Rendez-vous avait été pris avec le phénomène.

En effet au mois d'octobre 1996, j'avais demandé ce vol, ainsi que le permet notre procédure de desiderata au courrier; j'avais choisi cette période qui était propice, d'une part, car le solstice d'hiver était proche, et d'autre part nous étions en période de nouvelle lune.

C'était alors profiter d'une longue nuit d'hiver et d'un éclairement minimum.

La chance a voulu que la météo soit avec nous pour le choix de la route.

En effet les vents en altitude étaient relativement atypiques. Un retour d'Est assez marqué sur l'atlantique Nord, vers les latitudes 50°, et, à l'inverse, des vents d'Ouest inhabituellement forts (100 kts) au-dessus du détroit du Danemark et de l'Islande, ont déterminé une route de temps minimum beaucoup plus septentrionale qu'à l'accoutumée.

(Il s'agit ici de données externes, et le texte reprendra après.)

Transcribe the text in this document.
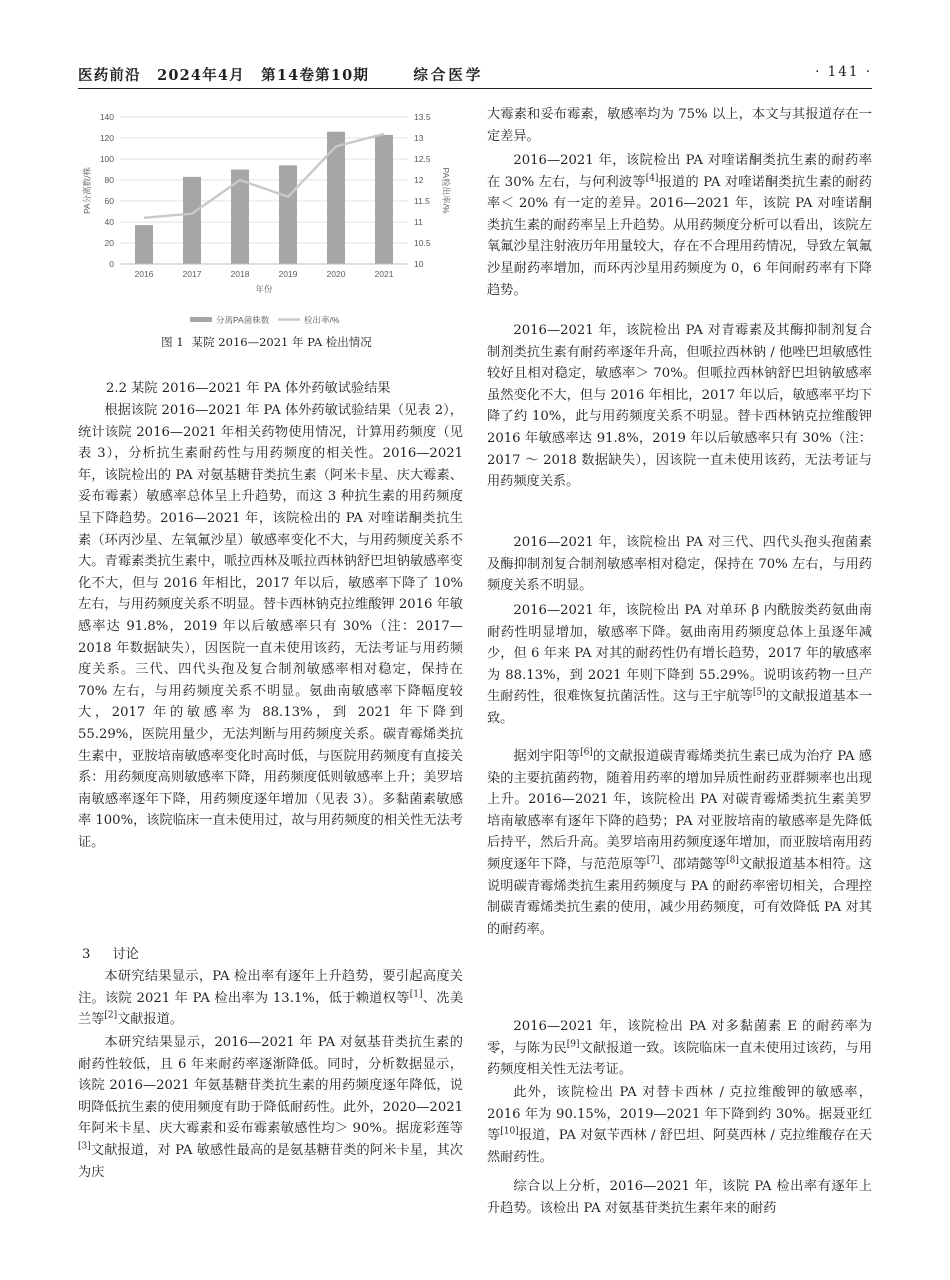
医药前沿 2024年4月 第14卷第10期	综合医学	· 141 ·
0
20
40
60
80
100
120
140
10
10.5
11
11.5
12
12.5
13
13.5
2016	2017	2018	2019	2020	2021
年份
PA分离数/株	PA检出率/%
分离PA菌株数	检出率/%
图 1 某院 2016—2021 年 PA 检出情况

2.2 某院 2016—2021 年 PA 体外药敏试验结果

根据该院 2016—2021 年 PA 体外药敏试验结果（见表 2），统计该院 2016—2021 年相关药物使用情况，计算用药频度（见表 3），分析抗生素耐药性与用药频度的相关性。2016—2021 年，该院检出的 PA 对氨基糖苷类抗生素（阿米卡星、庆大霉素、妥布霉素）敏感率总体呈上升趋势，而这 3 种抗生素的用药频度呈下降趋势。2016—2021 年，该院检出的 PA 对喹诺酮类抗生素（环丙沙星、左氧氟沙星）敏感率变化不大，与用药频度关系不大。青霉素类抗生素中，哌拉西林及哌拉西林钠舒巴坦钠敏感率变化不大，但与 2016 年相比，2017 年以后，敏感率下降了 10% 左右，与用药频度关系不明显。替卡西林钠克拉维酸钾 2016 年敏感率达 91.8%，2019 年以后敏感率只有 30%（注：2017—2018 年数据缺失），因医院一直未使用该药，无法考证与用药频度关系。三代、四代头孢及复合制剂敏感率相对稳定，保持在 70% 左右，与用药频度关系不明显。氨曲南敏感率下降幅度较大，2017 年的敏感率为 88.13%，到 2021 年下降到 55.29%，医院用量少，无法判断与用药频度关系。碳青霉烯类抗生素中，亚胺培南敏感率变化时高时低，与医院用药频度有直接关系：用药频度高则敏感率下降，用药频度低则敏感率上升；美罗培南敏感率逐年下降，用药频度逐年增加（见表 3）。多黏菌素敏感率 100%，该院临床一直未使用过，故与用药频度的相关性无法考证。

3 讨论

本研究结果显示，PA 检出率有逐年上升趋势，要引起高度关注。该院 2021 年 PA 检出率为 13.1%，低于赖道权等[1]、冼美兰等[2]文献报道。

本研究结果显示，2016—2021 年 PA 对氨基苷类抗生素的耐药性较低，且 6 年来耐药率逐渐降低。同时，分析数据显示，该院 2016—2021 年氨基糖苷类抗生素的用药频度逐年降低，说明降低抗生素的使用频度有助于降低耐药性。此外，2020—2021 年阿米卡星、庆大霉素和妥布霉素敏感性均＞ 90%。据庞彩莲等[3]文献报道，对 PA 敏感性最高的是氨基糖苷类的阿米卡星，其次为庆

大霉素和妥布霉素，敏感率均为 75% 以上，本文与其报道存在一定差异。

2016—2021 年，该院检出 PA 对喹诺酮类抗生素的耐药率在 30% 左右，与何利波等[4]报道的 PA 对喹诺酮类抗生素的耐药率＜ 20% 有一定的差异。2016—2021 年，该院 PA 对喹诺酮类抗生素的耐药率呈上升趋势。从用药频度分析可以看出，该院左氧氟沙星注射液历年用量较大，存在不合理用药情况，导致左氧氟沙星耐药率增加，而环丙沙星用药频度为 0，6 年间耐药率有下降趋势。

2016—2021 年，该院检出 PA 对青霉素及其酶抑制剂复合制剂类抗生素有耐药率逐年升高，但哌拉西林钠 / 他唑巴坦敏感性较好且相对稳定，敏感率＞ 70%。但哌拉西林钠舒巴坦钠敏感率虽然变化不大，但与 2016 年相比，2017 年以后，敏感率平均下降了约 10%，此与用药频度关系不明显。替卡西林钠克拉维酸钾 2016 年敏感率达 91.8%，2019 年以后敏感率只有 30%（注：2017 ～ 2018 数据缺失），因该院一直未使用该药，无法考证与用药频度关系。

2016—2021 年，该院检出 PA 对三代、四代头孢头孢菌素及酶抑制剂复合制剂敏感率相对稳定，保持在 70% 左右，与用药频度关系不明显。

2016—2021 年，该院检出 PA 对单环 β 内酰胺类药氨曲南耐药性明显增加，敏感率下降。氨曲南用药频度总体上虽逐年减少，但 6 年来 PA 对其的耐药性仍有增长趋势，2017 年的敏感率为 88.13%，到 2021 年则下降到 55.29%。说明该药物一旦产生耐药性，很难恢复抗菌活性。这与王宇航等[5]的文献报道基本一致。

据刘宇阳等[6]的文献报道碳青霉烯类抗生素已成为治疗 PA 感染的主要抗菌药物，随着用药率的增加异质性耐药亚群频率也出现上升。2016—2021 年，该院检出 PA 对碳青霉烯类抗生素美罗培南敏感率有逐年下降的趋势；PA 对亚胺培南的敏感率是先降低后持平，然后升高。美罗培南用药频度逐年增加，而亚胺培南用药频度逐年下降，与范范原等[7]、邵靖懿等[8]文献报道基本相符。这说明碳青霉烯类抗生素用药频度与 PA 的耐药率密切相关，合理控制碳青霉烯类抗生素的使用，减少用药频度，可有效降低 PA 对其的耐药率。

2016—2021 年，该院检出 PA 对多黏菌素 E 的耐药率为零，与陈为民[9]文献报道一致。该院临床一直未使用过该药，与用药频度相关性无法考证。

此外，该院检出 PA 对替卡西林 / 克拉维酸钾的敏感率，2016 年为 90.15%，2019—2021 年下降到约 30%。据聂亚红等[10]报道，PA 对氨苄西林 / 舒巴坦、阿莫西林 / 克拉维酸存在天然耐药性。

综合以上分析，2016—2021 年，该院 PA 检出率有逐年上升趋势。该检出 PA 对氨基苷类抗生素年来的耐药
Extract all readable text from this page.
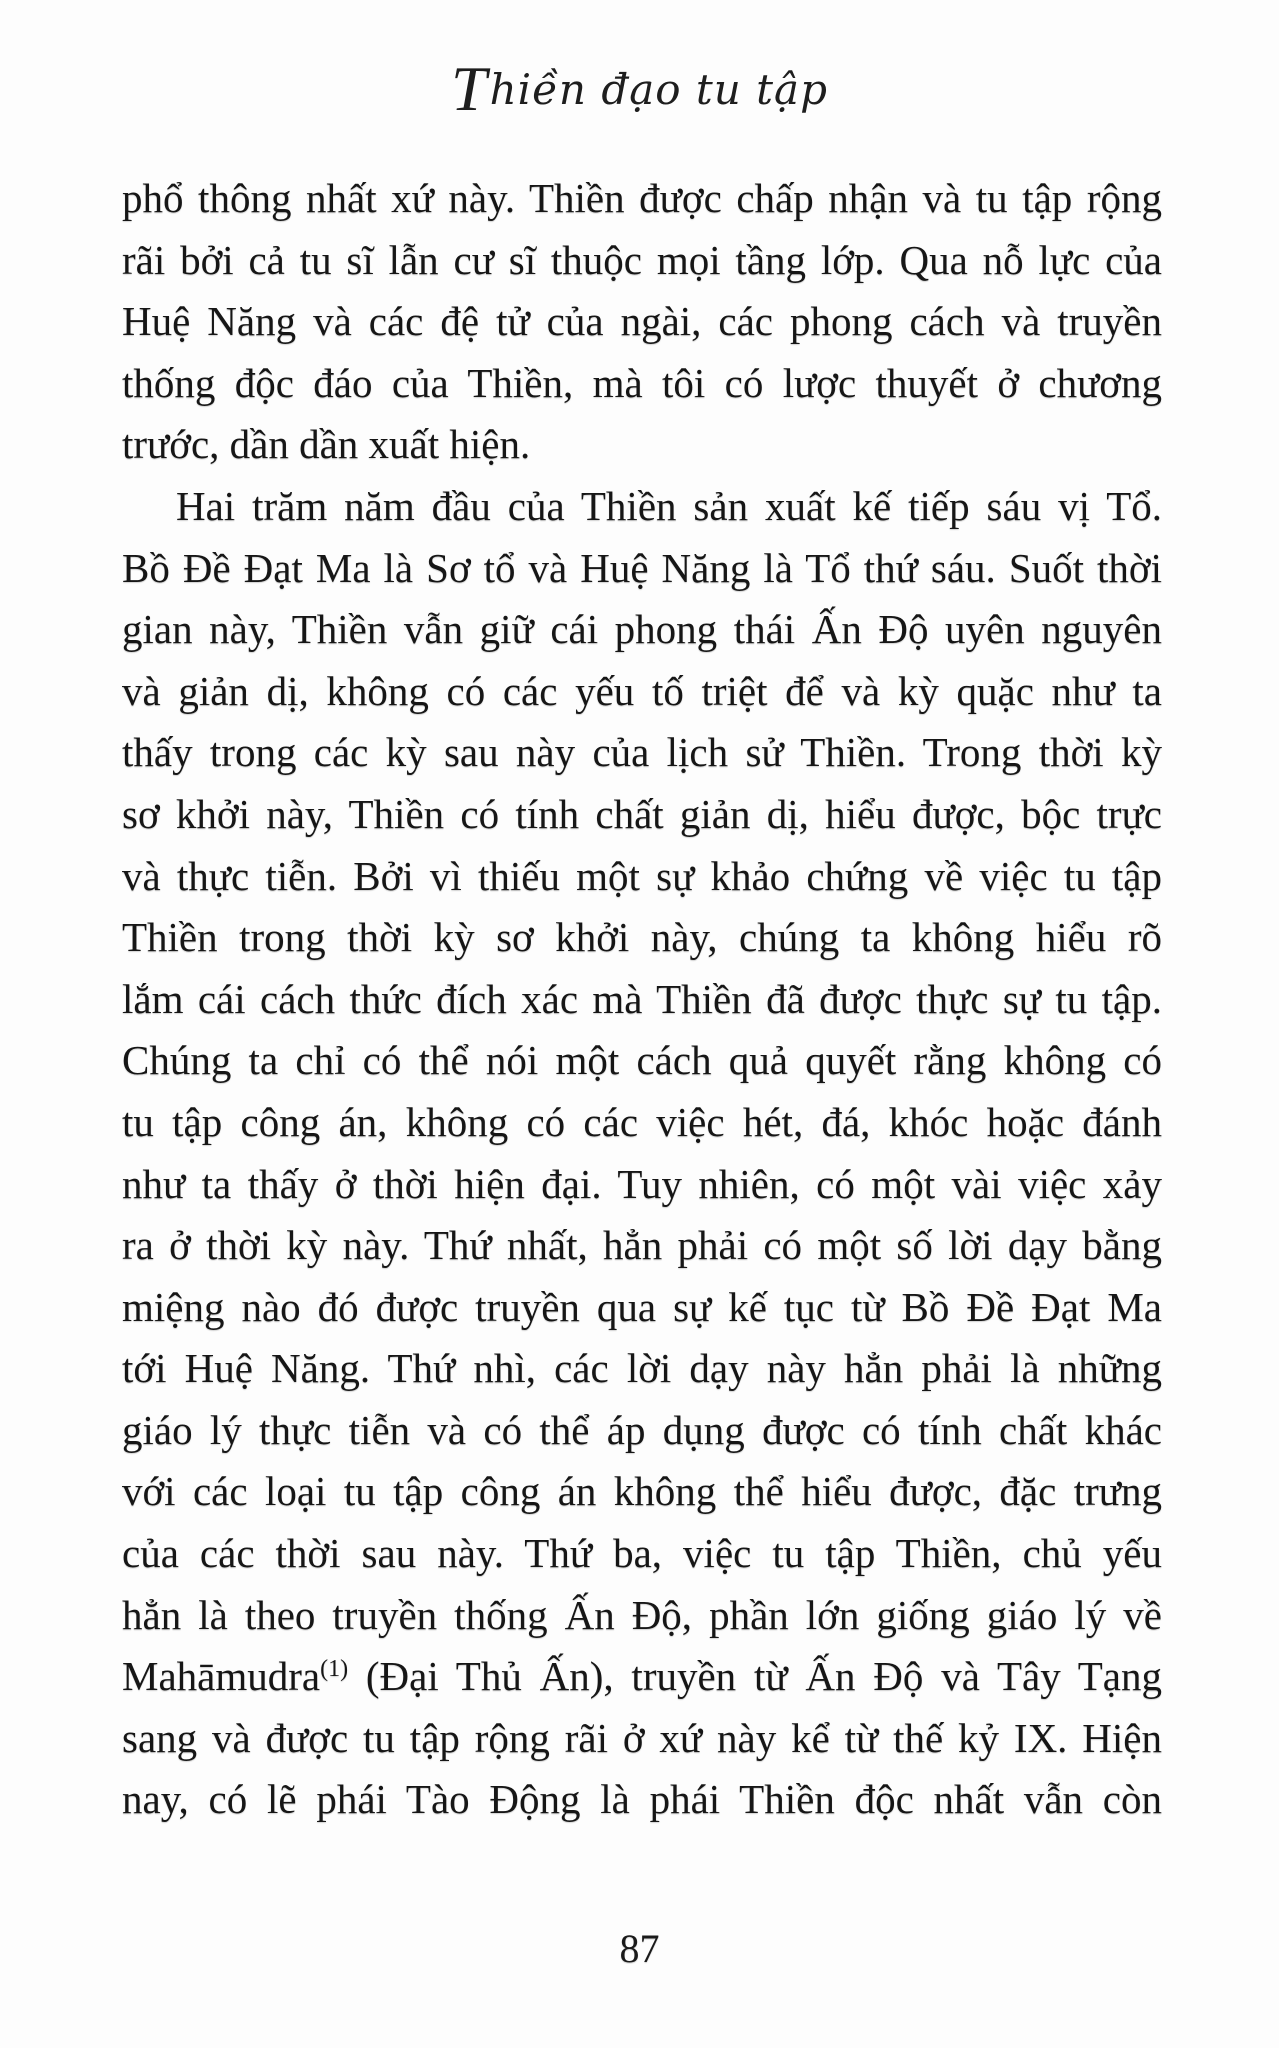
Thiền đạo tu tập
phổ thông nhất xứ này. Thiền được chấp nhận và tu tập rộng
rãi bởi cả tu sĩ lẫn cư sĩ thuộc mọi tầng lớp. Qua nỗ lực của
Huệ Năng và các đệ tử của ngài, các phong cách và truyền
thống độc đáo của Thiền, mà tôi có lược thuyết ở chương
trước, dần dần xuất hiện.
Hai trăm năm đầu của Thiền sản xuất kế tiếp sáu vị Tổ.
Bồ Đề Đạt Ma là Sơ tổ và Huệ Năng là Tổ thứ sáu. Suốt thời
gian này, Thiền vẫn giữ cái phong thái Ấn Độ uyên nguyên
và giản dị, không có các yếu tố triệt để và kỳ quặc như ta
thấy trong các kỳ sau này của lịch sử Thiền. Trong thời kỳ
sơ khởi này, Thiền có tính chất giản dị, hiểu được, bộc trực
và thực tiễn. Bởi vì thiếu một sự khảo chứng về việc tu tập
Thiền trong thời kỳ sơ khởi này, chúng ta không hiểu rõ
lắm cái cách thức đích xác mà Thiền đã được thực sự tu tập.
Chúng ta chỉ có thể nói một cách quả quyết rằng không có
tu tập công án, không có các việc hét, đá, khóc hoặc đánh
như ta thấy ở thời hiện đại. Tuy nhiên, có một vài việc xảy
ra ở thời kỳ này. Thứ nhất, hẳn phải có một số lời dạy bằng
miệng nào đó được truyền qua sự kế tục từ Bồ Đề Đạt Ma
tới Huệ Năng. Thứ nhì, các lời dạy này hẳn phải là những
giáo lý thực tiễn và có thể áp dụng được có tính chất khác
với các loại tu tập công án không thể hiểu được, đặc trưng
của các thời sau này. Thứ ba, việc tu tập Thiền, chủ yếu
hẳn là theo truyền thống Ấn Độ, phần lớn giống giáo lý về
Mahāmudra$^{(1)}$ (Đại Thủ Ấn), truyền từ Ấn Độ và Tây Tạng
sang và được tu tập rộng rãi ở xứ này kể từ thế kỷ IX. Hiện
nay, có lẽ phái Tào Động là phái Thiền độc nhất vẫn còn
87
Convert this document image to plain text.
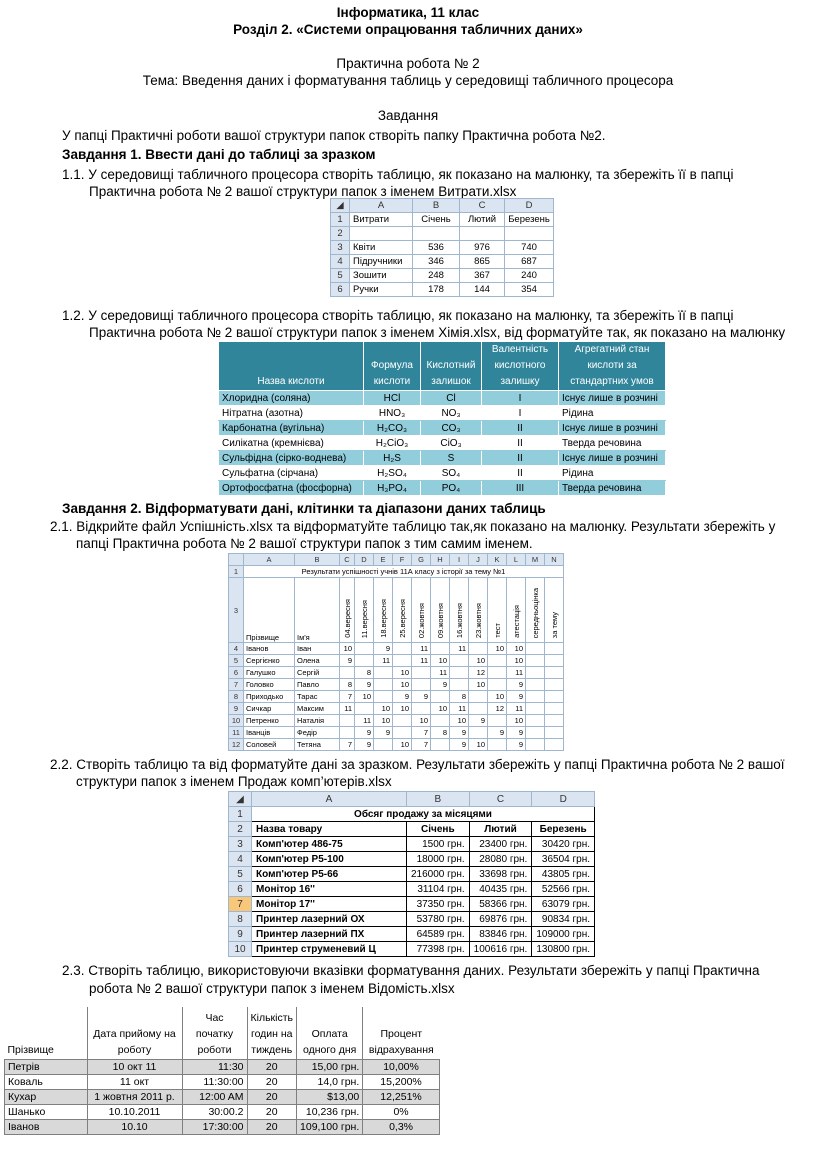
Інформатика, 11 клас
Розділ 2. «Системи опрацювання табличних даних»
Практична робота № 2
Тема: Введення даних і форматування таблиць у середовищі табличного процесора
Завдання

У папці Практичні роботи вашої структури папок створіть папку Практична робота №2.

Завдання 1. Ввести дані до таблиці за зразком

1.1. У середовищі табличного процесора створіть таблицю, як показано на малюнку, та збережіть її в папці

Практична робота № 2 вашої структури папок з іменем Витрати.xlsx

◢	A	B	C	D
1	Витрати	Січень	Лютий	Березень
2				
3	Квіти	536	976	740
4	Підручники	346	865	687
5	Зошити	248	367	240
6	Ручки	178	144	354

1.2. У середовищі табличного процесора створіть таблицю, як показано на малюнку, та збережіть її в папці

Практична робота № 2 вашої структури папок з іменем Хімія.xlsx, від форматуйте так, як показано на малюнку

Назва кислоти	Формула кислоти	Кислотний залишок	Валентність кислотного залишку	Агрегатний стан кислоти за стандартних умов
Хлоридна (соляна)	HCl	Cl	I	Існує лише в розчині
Нітратна (азотна)	HNO₃	NO₃	I	Рідина
Карбонатна (вугільна)	H₂CO₃	CO₃	II	Існує лише в розчині
Силікатна (кремнієва)	H₂CiO₃	CiO₃	II	Тверда речовина
Сульфідна (сірко-воднева)	H₂S	S	II	Існує лише в розчині
Сульфатна (сірчана)	H₂SO₄	SO₄	II	Рідина
Ортофосфатна (фосфорна)	H₃PO₄	PO₄	III	Тверда речовина

Завдання 2. Відформатувати дані, клітинки та діапазони даних таблиць

2.1. Відкрийте файл Успішність.xlsx та відформатуйте таблицю так,як показано на малюнку. Результати збережіть у

папці Практична робота № 2 вашої структури папок з тим самим іменем.

	A	B	C	D	E	F	G	H	I	J	K	L	M	N
1	Результати успішності учнів 11А класу з історії за тему №1													
3	Прізвище	Ім'я	04.вересня	11.вересня	18.вересня	25.вересня	02.жовтня	09.жовтня	16.жовтня	23.жовтня	тест	атестація	середньоцінка	за тему
4	Іванов	Іван	10		9		11		11		10	10		
5	Сергієнко	Олена	9		11		11	10		10		10		
6	Галушко	Сергій		8		10		11		12		11		
7	Головко	Павло	8	9		10		9		10		9		
8	Приходько	Тарас	7	10		9	9		8		10	9		
9	Сичкар	Максим	11		10	10		10	11		12	11		
10	Петренко	Наталія		11	10		10		10	9		10		
11	Іванців	Федір		9	9		7	8	9		9	9		
12	Соловей	Тетяна	7	9		10	7		9	10		9		

2.2. Створіть таблицю та від форматуйте дані за зразком. Результати збережіть у папці Практична робота № 2 вашої

структури папок з іменем Продаж комп’ютерів.xlsx

◢	A	B	C	D
1	Обсяг продажу за місяцями			
2	Назва товару	Січень	Лютий	Березень
3	Комп'ютер 486-75	1500 грн.	23400 грн.	30420 грн.
4	Комп'ютер P5-100	18000 грн.	28080 грн.	36504 грн.
5	Комп'ютер P5-66	216000 грн.	33698 грн.	43805 грн.
6	Монітор 16''	31104 грн.	40435 грн.	52566 грн.
7	Монітор 17''	37350 грн.	58366 грн.	63079 грн.
8	Принтер лазерний ОХ	53780 грн.	69876 грн.	90834 грн.
9	Принтер лазерний ПХ	64589 грн.	83846 грн.	109000 грн.
10	Принтер струменевий Ц	77398 грн.	100616 грн.	130800 грн.

2.3. Створіть таблицю, використовуючи вказівки форматування даних. Результати збережіть у папці Практична

робота № 2 вашої структури папок з іменем Відомість.xlsx

Прізвище	Дата прийому на роботу	Час початку роботи	Кількість годин на тиждень	Оплата одного дня	Процент відрахування
Петрів	10 окт 11	11:30	20	15,00 грн.	10,00%
Коваль	11 окт	11:30:00	20	14,0 грн.	15,200%
Кухар	1 жовтня 2011 р.	12:00 AM	20	$13,00	12,251%
Шанько	10.10.2011	30:00.2	20	10,236 грн.	0%
Іванов	10.10	17:30:00	20	109,100 грн.	0,3%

En fait cette route correspondait à une route proche de celles que nous empruntons habituellement sur le vol "aller" vers San Fransisco, de jour.

Nous avons décollé de l'aéroport international de San Fransisco à 00:32 UTC, et, très tôt après, a eu lieu le coucher apparent du soleil, peu après le survol du VOR de Mustang (c'est-à-dire à Reno, dans le Nevada).

Il était 1:00 UTC et nous sommes alors rapidement entrés dans la nuit d’hiver.

Nous avons fait route en direction de Great Falls dans l'état du Montana, puis avons survolé le Canada, passant légèrement à l'est de Calgary (province de l'Alberta).
   
   
 
Notre route, située au nord de l'orthodromie, traversait ensuite les provinces du Saskatchewan, du Manitoba, et rejoignait la baie d'Hudson au-dessus de la base de Churchill. Elle quittait ensuite le continent nord-américain sur la terre de Baffin, au nord d'Iqualuit (anciennement Frobisher), puis rejoignait le Groenland près du fjord de Sondeströem, et, après un survol de l'Islande, atterrissait sur les côtes d'Europe vers l'archipel des îles Hébrides. C'est dire que nous allions passer, selon toute vraisemblance, à l'intérieur de la trace au sol de l'ovale auroral. Nous étions, comme prévu, établis en croisière à 37000 ft, et au-dessus de la couche de nuages, la tropopause se trouvant, dans ces régions, durablement plus basse. Mon appareil photo était prêt, nous commencions alors à deviner la lueur aurorale, très basse sur l'horizon, à gisement zéro, c'est-à-dire de part et d'autre de l'azimut 040°. Il était environ 02:30 UTC, et la position était proche du VOR de YYN. Vers 3:10 , aux environs du 54 N / 100 W l'aurore, quoique basse sur l'horizon, était très visible, aux environs de l'azimut 030* vrai. Je commençais alors une série de photos dont je vous propose deux exemplaires :
 
     
    Vers 4:00, dans les environs de Churchill, nous commencions à passer sous l'ovale, l'arc auroral étant alors observé de l'horizon gauche à l'horizon droit, en passant par une hauteur proche du zénith.